Following the political agreement reached by the ministers for economy and finance on 6 October 2020, member states’ EU ambassadors formally agreed the Council’s position on the Recovery and Resilience Facility. The facility is the centrepiece of the Next Generation EU recovery instrument designed to respond to the COVID-19 crisis and the challenges posed by the green and digital transitions.
With a financial envelope of €672.5 billion, the facility will support public investments and reforms and contribute to economic, social and territorial cohesion within the EU. It will help member states address the economic and social impact of the COVID-19 pandemic whilst ensuring that their economies undertake the green and digital transitions, becoming more sustainable and resilient.
The key features of the facility were discussed by the EU leaders at their meeting on 17-21 July 2020 as part of negotiations on the multiannual financial framework and the recovery package. The Council’s position builds on their political guidance.
As regards the financial envelopes, the Council’s mandate reflects the key elements included in the European Council conclusions of 17-21 July.
The Recovery and Resilience Facility will offer member states €312.5 billion in grants (in 2018 prices), of which 70% would be committed in 2021 and 2022 and 30% by the end of 2023.
The allocation key for the years 2021-2022 would take into account for each member state its population, the inverse of its per capita GDP and its relative unemployment rate over the past 5 years. In the allocation key for the year 2023, the unemployment criterion is replaced, in equal proportion, by the percentage fall in real GDP in 2020 and the aggregated percentage change in real GDP over the period 2020-2021, based on a preliminary basis on the Commission Autumn 2020 forecasts and then to be updated by 30 June 2022 with the latest statistical figures.
Recovery and resilience plans
In order to receive support from the Recovery and Resilience Facility, member states must prepare national recovery and resilience plans setting out their reform and investment agendas until 2026, including targets, milestones and estimated costs.

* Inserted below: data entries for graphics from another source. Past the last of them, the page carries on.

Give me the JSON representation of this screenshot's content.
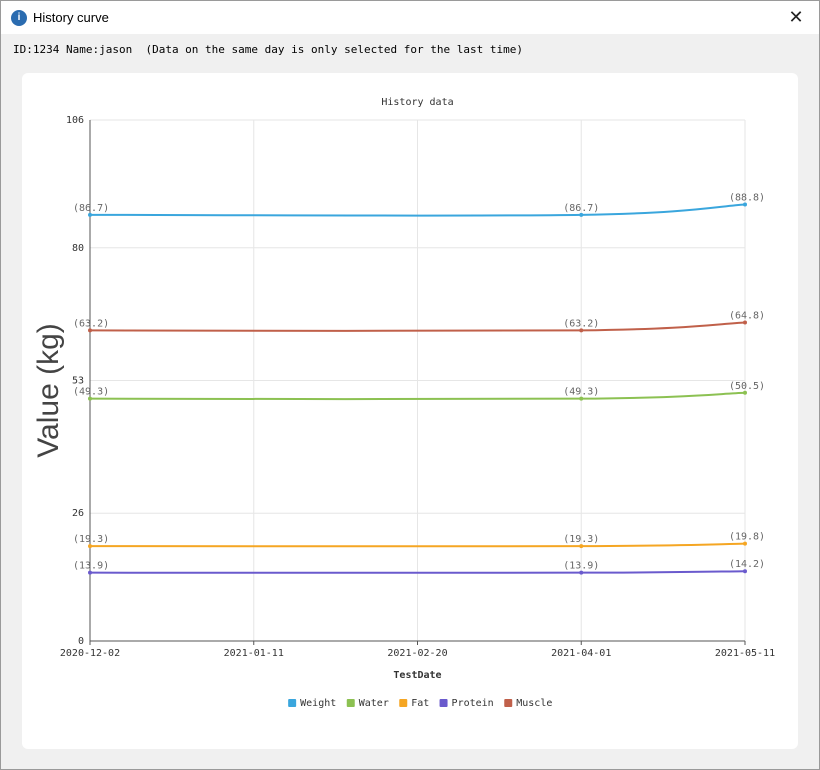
{
  "window": {
    "title": "History curve",
    "close_glyph": "✕",
    "app_icon_glyph": "i",
    "icon": "app-info-icon"
  },
  "info": {
    "text": "ID:1234 Name:jason  (Data on the same day is only selected for the last time)"
  },
  "chart_data": {
    "type": "line",
    "title": "History data",
    "xlabel": "TestDate",
    "ylabel": "Value (kg)",
    "x": [
      "2020-12-02",
      "2021-04-01",
      "2021-05-11"
    ],
    "x_ticks": [
      "2020-12-02",
      "2021-01-11",
      "2021-02-20",
      "2021-04-01",
      "2021-05-11"
    ],
    "ylim": [
      0,
      106
    ],
    "y_ticks": [
      0,
      26,
      53,
      80,
      106
    ],
    "grid": true,
    "smooth": true,
    "legend_position": "bottom",
    "series": [
      {
        "name": "Weight",
        "color": "#3aa6dd",
        "values": [
          86.7,
          86.7,
          88.8
        ],
        "labels": [
          "(86.7)",
          "(86.7)",
          "(88.8)"
        ]
      },
      {
        "name": "Water",
        "color": "#8cc152",
        "values": [
          49.3,
          49.3,
          50.5
        ],
        "labels": [
          "(49.3)",
          "(49.3)",
          "(50.5)"
        ]
      },
      {
        "name": "Fat",
        "color": "#f5a623",
        "values": [
          19.3,
          19.3,
          19.8
        ],
        "labels": [
          "(19.3)",
          "(19.3)",
          "(19.8)"
        ]
      },
      {
        "name": "Protein",
        "color": "#6a5acd",
        "values": [
          13.9,
          13.9,
          14.2
        ],
        "labels": [
          "(13.9)",
          "(13.9)",
          "(14.2)"
        ]
      },
      {
        "name": "Muscle",
        "color": "#c0604a",
        "values": [
          63.2,
          63.2,
          64.8
        ],
        "labels": [
          "(63.2)",
          "(63.2)",
          "(64.8)"
        ]
      }
    ]
  }
}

The plans should address the challenges and priorities identified in the country-specific recommendations of the European Semester and contribute to strengthening the growth potential, job creation and economic and social resilience of member states. At least 37% of the plan’s allocation should support the green transition and at least 20% digital transformation. Member states should also ensure that their measures comply with the ‘do no significant harm’ principle of the EU taxonomy regulation.
The Council considers that the Commission should assess member states’ recovery and resilience plans or, where applicable, their updates, within two months. The member state concerned and the Commission may agree to extend this deadline by a reasonable time period if necessary.

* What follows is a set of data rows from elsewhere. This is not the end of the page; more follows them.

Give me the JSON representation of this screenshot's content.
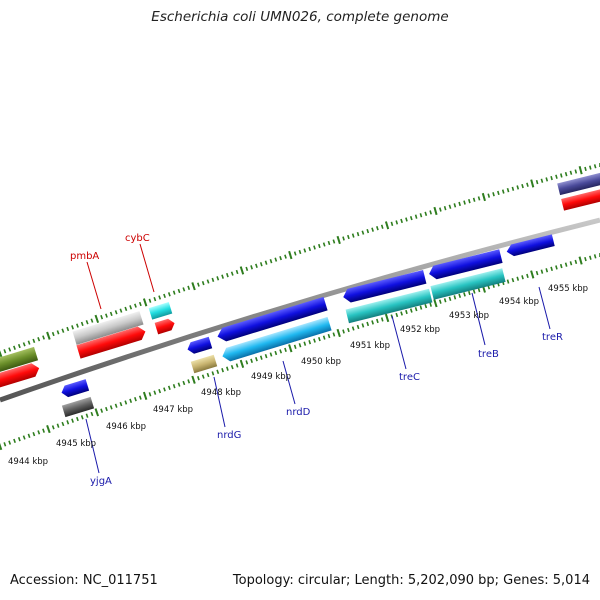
{
  "title": "Escherichia coli UMN026, complete genome",
  "footer": {
    "accession": "Accession: NC_011751",
    "topology": "Topology: circular; Length: 5,202,090 bp; Genes: 5,014"
  },
  "colors": {
    "backbone": "#8a8a8a",
    "tick": "#2e7d1e",
    "gene_label_fwd": "#cc0000",
    "gene_label_rev": "#1a1aaa"
  },
  "kbp_labels": [
    "4944 kbp",
    "4945 kbp",
    "4946 kbp",
    "4947 kbp",
    "4948 kbp",
    "4949 kbp",
    "4950 kbp",
    "4951 kbp",
    "4952 kbp",
    "4953 kbp",
    "4954 kbp",
    "4955 kbp"
  ],
  "genes": [
    {
      "name": "pmbA",
      "strand": "forward"
    },
    {
      "name": "cybC",
      "strand": "forward"
    },
    {
      "name": "yjgA",
      "strand": "reverse"
    },
    {
      "name": "nrdG",
      "strand": "reverse"
    },
    {
      "name": "nrdD",
      "strand": "reverse"
    },
    {
      "name": "treC",
      "strand": "reverse"
    },
    {
      "name": "treB",
      "strand": "reverse"
    },
    {
      "name": "treR",
      "strand": "reverse"
    }
  ]
}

The assessment of the recovery and resilience plans is to be approved by the Council by means of an implementing decision, which it should endeavour to adopt within four weeks of the Commission proposal.

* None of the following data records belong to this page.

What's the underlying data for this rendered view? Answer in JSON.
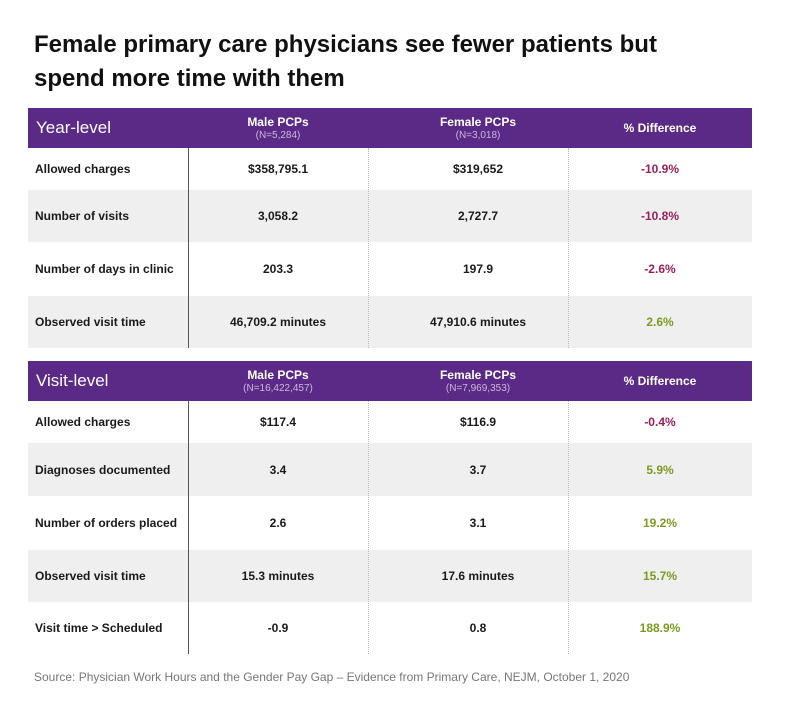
{
  "title": "Female primary care physicians see fewer patients but spend more time with them",
  "columns": {
    "male": "Male PCPs",
    "female": "Female PCPs",
    "diff": "% Difference"
  },
  "colors": {
    "header_bg": "#5b2a86",
    "negative": "#9b1f5b",
    "positive": "#7a9b1f",
    "alt_row": "#efefef"
  },
  "tables": [
    {
      "level": "Year-level",
      "male_n": "(N=5,284)",
      "female_n": "(N=3,018)",
      "rows": [
        {
          "label": "Allowed charges",
          "male": "$358,795.1",
          "female": "$319,652",
          "diff": "-10.9%",
          "sign": "neg"
        },
        {
          "label": "Number of visits",
          "male": "3,058.2",
          "female": "2,727.7",
          "diff": "-10.8%",
          "sign": "neg"
        },
        {
          "label": "Number of days in clinic",
          "male": "203.3",
          "female": "197.9",
          "diff": "-2.6%",
          "sign": "neg"
        },
        {
          "label": "Observed visit time",
          "male": "46,709.2 minutes",
          "female": "47,910.6 minutes",
          "diff": "2.6%",
          "sign": "pos"
        }
      ]
    },
    {
      "level": "Visit-level",
      "male_n": "(N=16,422,457)",
      "female_n": "(N=7,969,353)",
      "rows": [
        {
          "label": "Allowed charges",
          "male": "$117.4",
          "female": "$116.9",
          "diff": "-0.4%",
          "sign": "neg"
        },
        {
          "label": "Diagnoses documented",
          "male": "3.4",
          "female": "3.7",
          "diff": "5.9%",
          "sign": "pos"
        },
        {
          "label": "Number of orders placed",
          "male": "2.6",
          "female": "3.1",
          "diff": "19.2%",
          "sign": "pos"
        },
        {
          "label": "Observed visit time",
          "male": "15.3 minutes",
          "female": "17.6 minutes",
          "diff": "15.7%",
          "sign": "pos"
        },
        {
          "label": "Visit time > Scheduled",
          "male": "-0.9",
          "female": "0.8",
          "diff": "188.9%",
          "sign": "pos"
        }
      ]
    }
  ],
  "source": "Source: Physician Work Hours and the Gender Pay Gap – Evidence from Primary Care, NEJM, October 1, 2020",
  "chart_data": {
    "type": "table",
    "title": "Female primary care physicians see fewer patients but spend more time with them",
    "columns": [
      "Male PCPs",
      "Female PCPs",
      "% Difference"
    ],
    "year_level": {
      "categories": [
        "Allowed charges",
        "Number of visits",
        "Number of days in clinic",
        "Observed visit time"
      ],
      "series": [
        {
          "name": "Male PCPs",
          "values": [
            358795.1,
            3058.2,
            203.3,
            46709.2
          ]
        },
        {
          "name": "Female PCPs",
          "values": [
            319652,
            2727.7,
            197.9,
            47910.6
          ]
        },
        {
          "name": "% Difference",
          "values": [
            -10.9,
            -10.8,
            -2.6,
            2.6
          ]
        }
      ]
    },
    "visit_level": {
      "categories": [
        "Allowed charges",
        "Diagnoses documented",
        "Number of orders placed",
        "Observed visit time",
        "Visit time > Scheduled"
      ],
      "series": [
        {
          "name": "Male PCPs",
          "values": [
            117.4,
            3.4,
            2.6,
            15.3,
            -0.9
          ]
        },
        {
          "name": "Female PCPs",
          "values": [
            116.9,
            3.7,
            3.1,
            17.6,
            0.8
          ]
        },
        {
          "name": "% Difference",
          "values": [
            -0.4,
            5.9,
            19.2,
            15.7,
            188.9
          ]
        }
      ]
    }
  }
}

The Council’s mandate provides that pre-financing for the facility would be paid to member states upon request in 2021.
It would be up to 10% of the total support provided for in their recovery and resilience plans, as approved by the Council.
Under the facility, the funds are released to member states upon satisfactory fulfilment of the relevant milestones and targets included in their recovery and resilience plans.
According to the Council’s mandate, before the Commission adopts a decision authorizing the disbursement of the financial support, in addition to the regular consultation of the relevant committee of experts, it will ask the Economic and Financial Committee to give its opinion on the satisfactory fulfilment of milestones and targets. The opinion should be delivered within four weeks of receiving the Commission’s preliminary assessment.